The answer is no, but perhaps you would be interested in a simple condition on the values under which this is true. First, multiply each input value by a power of 2 so that you get odd integers M and N. Let r and s be the smallest integers such that |M| < 2^r and |N| < 2^s (said otherwise, r and s are the number of bits needed to write M and N in binary). Then |MN| < 2^r+s. So, if r+s ⩽ 53 (where 53 is the precision of binary64, a.k.a. double precision), then the product of the two values will be correctly represented.

Note that since r and s are minimal, one also has |M| ⩾ 2^r−1 and |N| ⩾ 2^s−1, so that |MN| ⩾ 2^r+s−2. And since MN is an odd integer, you will need at least r+s−1 bits to represent it (and there are no trailing zeros). Therefore, if r+s ⩾ 55, then the product of the two values will not be correctly represented. For r+s = 54, you cannot conclude.

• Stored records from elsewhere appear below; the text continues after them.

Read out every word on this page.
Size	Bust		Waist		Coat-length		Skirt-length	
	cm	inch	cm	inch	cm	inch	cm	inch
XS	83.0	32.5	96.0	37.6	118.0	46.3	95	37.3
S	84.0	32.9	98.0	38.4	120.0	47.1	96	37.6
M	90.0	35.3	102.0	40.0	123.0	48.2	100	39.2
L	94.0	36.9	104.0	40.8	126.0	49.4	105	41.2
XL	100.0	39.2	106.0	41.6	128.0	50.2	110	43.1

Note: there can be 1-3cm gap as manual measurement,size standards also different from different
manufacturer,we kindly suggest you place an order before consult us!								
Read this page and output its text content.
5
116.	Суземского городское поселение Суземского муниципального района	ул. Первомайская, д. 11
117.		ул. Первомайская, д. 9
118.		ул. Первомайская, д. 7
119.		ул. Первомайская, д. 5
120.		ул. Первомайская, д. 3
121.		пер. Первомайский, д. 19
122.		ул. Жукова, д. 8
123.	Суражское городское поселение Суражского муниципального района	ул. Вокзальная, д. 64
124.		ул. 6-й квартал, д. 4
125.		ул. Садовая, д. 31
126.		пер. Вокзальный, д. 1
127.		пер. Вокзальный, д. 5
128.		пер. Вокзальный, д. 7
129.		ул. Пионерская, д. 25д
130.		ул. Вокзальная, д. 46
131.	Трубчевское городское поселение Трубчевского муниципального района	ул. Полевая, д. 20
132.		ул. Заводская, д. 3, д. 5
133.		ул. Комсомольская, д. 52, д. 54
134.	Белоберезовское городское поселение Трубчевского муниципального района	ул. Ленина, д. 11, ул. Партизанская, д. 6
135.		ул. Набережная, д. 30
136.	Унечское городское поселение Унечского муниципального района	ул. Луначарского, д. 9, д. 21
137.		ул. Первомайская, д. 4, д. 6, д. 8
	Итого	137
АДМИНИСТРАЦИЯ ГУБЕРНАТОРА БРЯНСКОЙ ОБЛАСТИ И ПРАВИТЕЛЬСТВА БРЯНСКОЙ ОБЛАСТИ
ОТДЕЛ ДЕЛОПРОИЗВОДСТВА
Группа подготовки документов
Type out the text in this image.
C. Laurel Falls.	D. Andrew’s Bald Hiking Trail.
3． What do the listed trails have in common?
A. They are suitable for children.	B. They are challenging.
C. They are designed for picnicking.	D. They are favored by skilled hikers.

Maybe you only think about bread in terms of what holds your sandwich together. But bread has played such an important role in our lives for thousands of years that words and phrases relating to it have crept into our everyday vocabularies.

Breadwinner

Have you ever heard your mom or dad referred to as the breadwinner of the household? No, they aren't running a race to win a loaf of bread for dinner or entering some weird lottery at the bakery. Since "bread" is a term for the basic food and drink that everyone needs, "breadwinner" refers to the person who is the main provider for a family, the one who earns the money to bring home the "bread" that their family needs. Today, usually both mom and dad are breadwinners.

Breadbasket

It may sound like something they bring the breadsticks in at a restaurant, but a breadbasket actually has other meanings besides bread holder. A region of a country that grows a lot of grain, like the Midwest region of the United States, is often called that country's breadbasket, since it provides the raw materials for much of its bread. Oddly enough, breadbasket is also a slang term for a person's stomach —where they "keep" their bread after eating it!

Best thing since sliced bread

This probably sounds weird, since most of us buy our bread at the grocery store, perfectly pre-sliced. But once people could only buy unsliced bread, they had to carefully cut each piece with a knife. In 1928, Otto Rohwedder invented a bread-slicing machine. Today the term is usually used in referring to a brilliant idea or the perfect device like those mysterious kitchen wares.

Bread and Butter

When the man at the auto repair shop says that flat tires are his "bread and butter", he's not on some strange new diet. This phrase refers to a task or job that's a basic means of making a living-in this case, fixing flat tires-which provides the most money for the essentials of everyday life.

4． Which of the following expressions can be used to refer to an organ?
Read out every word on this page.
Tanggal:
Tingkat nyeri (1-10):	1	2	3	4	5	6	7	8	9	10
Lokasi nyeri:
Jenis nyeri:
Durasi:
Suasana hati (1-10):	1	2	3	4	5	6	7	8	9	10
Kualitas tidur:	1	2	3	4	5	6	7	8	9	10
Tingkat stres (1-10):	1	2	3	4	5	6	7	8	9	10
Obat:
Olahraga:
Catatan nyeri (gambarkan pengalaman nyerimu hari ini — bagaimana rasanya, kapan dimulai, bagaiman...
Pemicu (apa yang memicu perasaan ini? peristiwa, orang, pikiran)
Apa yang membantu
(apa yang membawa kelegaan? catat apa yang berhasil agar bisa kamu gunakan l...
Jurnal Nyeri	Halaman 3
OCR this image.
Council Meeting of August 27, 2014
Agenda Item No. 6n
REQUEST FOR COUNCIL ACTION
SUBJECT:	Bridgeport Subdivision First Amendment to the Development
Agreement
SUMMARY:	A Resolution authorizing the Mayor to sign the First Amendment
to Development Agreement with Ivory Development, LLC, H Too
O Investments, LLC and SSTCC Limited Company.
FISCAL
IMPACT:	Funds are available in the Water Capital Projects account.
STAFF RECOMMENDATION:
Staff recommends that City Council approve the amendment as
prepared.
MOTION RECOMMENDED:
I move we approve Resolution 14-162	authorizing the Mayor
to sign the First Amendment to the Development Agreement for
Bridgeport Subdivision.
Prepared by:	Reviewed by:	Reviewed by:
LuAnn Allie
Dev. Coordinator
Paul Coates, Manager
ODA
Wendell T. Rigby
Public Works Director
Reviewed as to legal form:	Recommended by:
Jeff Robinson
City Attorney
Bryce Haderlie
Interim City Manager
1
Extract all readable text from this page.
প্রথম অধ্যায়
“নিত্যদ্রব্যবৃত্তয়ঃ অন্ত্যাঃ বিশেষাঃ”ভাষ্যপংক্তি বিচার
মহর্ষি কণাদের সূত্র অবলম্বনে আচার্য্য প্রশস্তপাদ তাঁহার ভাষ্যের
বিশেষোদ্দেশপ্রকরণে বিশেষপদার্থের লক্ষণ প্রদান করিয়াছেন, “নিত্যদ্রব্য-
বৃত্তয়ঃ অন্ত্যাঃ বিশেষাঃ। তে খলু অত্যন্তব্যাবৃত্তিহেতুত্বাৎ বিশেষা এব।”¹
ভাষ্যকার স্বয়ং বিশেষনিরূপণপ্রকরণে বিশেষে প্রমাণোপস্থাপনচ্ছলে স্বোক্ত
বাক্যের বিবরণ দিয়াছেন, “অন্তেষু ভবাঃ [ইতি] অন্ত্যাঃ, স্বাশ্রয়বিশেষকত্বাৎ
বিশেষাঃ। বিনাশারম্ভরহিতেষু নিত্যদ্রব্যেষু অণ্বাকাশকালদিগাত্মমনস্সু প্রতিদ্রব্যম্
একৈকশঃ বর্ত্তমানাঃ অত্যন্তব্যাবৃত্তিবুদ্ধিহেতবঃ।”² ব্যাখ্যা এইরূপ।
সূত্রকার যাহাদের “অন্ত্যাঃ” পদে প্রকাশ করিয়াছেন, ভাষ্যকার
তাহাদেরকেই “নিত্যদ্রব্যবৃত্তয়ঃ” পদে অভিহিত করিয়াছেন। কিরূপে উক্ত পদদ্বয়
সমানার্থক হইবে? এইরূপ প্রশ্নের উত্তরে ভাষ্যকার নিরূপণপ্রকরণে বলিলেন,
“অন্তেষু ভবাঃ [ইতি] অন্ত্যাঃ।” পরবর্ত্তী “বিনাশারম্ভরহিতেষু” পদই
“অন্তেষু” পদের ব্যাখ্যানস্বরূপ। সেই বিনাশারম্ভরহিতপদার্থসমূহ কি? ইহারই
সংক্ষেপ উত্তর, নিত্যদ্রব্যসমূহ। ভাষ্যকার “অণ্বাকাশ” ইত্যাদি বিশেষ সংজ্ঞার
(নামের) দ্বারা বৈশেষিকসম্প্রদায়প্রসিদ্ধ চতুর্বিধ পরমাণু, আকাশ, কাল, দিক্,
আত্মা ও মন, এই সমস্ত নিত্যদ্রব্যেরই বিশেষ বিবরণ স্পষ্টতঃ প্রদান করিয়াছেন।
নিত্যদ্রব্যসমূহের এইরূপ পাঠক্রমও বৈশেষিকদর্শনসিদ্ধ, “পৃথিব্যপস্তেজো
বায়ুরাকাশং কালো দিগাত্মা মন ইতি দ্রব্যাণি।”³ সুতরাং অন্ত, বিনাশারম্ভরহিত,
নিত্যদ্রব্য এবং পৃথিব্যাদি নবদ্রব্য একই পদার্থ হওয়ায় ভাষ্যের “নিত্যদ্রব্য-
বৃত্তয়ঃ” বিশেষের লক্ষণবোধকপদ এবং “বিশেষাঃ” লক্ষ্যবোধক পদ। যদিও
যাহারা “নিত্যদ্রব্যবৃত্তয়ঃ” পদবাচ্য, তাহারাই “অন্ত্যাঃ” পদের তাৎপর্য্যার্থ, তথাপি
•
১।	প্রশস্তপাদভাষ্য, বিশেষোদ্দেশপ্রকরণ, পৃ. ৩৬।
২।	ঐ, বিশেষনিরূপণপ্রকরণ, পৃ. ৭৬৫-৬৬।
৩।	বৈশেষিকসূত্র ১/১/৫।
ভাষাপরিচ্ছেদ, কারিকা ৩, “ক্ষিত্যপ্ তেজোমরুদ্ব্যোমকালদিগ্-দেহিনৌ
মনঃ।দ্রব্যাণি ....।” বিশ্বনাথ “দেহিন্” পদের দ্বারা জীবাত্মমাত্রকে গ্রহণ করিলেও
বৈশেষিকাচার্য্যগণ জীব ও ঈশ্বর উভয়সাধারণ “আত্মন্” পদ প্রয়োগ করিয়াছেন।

Note also that concerning the r+s ⩽ 53 condition, the integers M and N do not need to be odd, but if they are not odd, you may miss cases where the product is actually correctly represented. That said, if your inputs are smaller integers (e.g. both ⩽ 2²⁶ in absolute value), you can immediately conclude that their product will be correctly represented.

Answer 2

No. A trivial proof for any numerical format is to realize that n•n is not representable in the format, where n is the greatest whole number representable in the format, provided 1 < n.

For a concrete demonstration:

IEEE-754 binary64 (“double precision”) represents a number as ±F•2^e, where F is a number representable with 53 binary digits and e is an integer within certain limits. (Details about scaling of F and its relationship to e and limits on e are not discussed in this answer.) Observe the number of significant digits in a binary numeral for ±F•2^e is not affected by e; it is always at most 53 binary digits. (For this purpose, significant digits are those from the first non-zero digit to the last. They do not include zeros that only establish position, such as the zeros in “.0011”.)

Consider 2⁵²+1. This is representable with 53 binary digits (a 1 followed by 51 0s followed by a 1). It is a whole number. When multiplied by itself, the product is 2¹⁰⁴ + 2•2⁵² + 1 = 2¹⁰⁴ + 2⁵³ + 1. That number requires 105 significant binary digits to represent, so it cannot be represented in the binary64 format.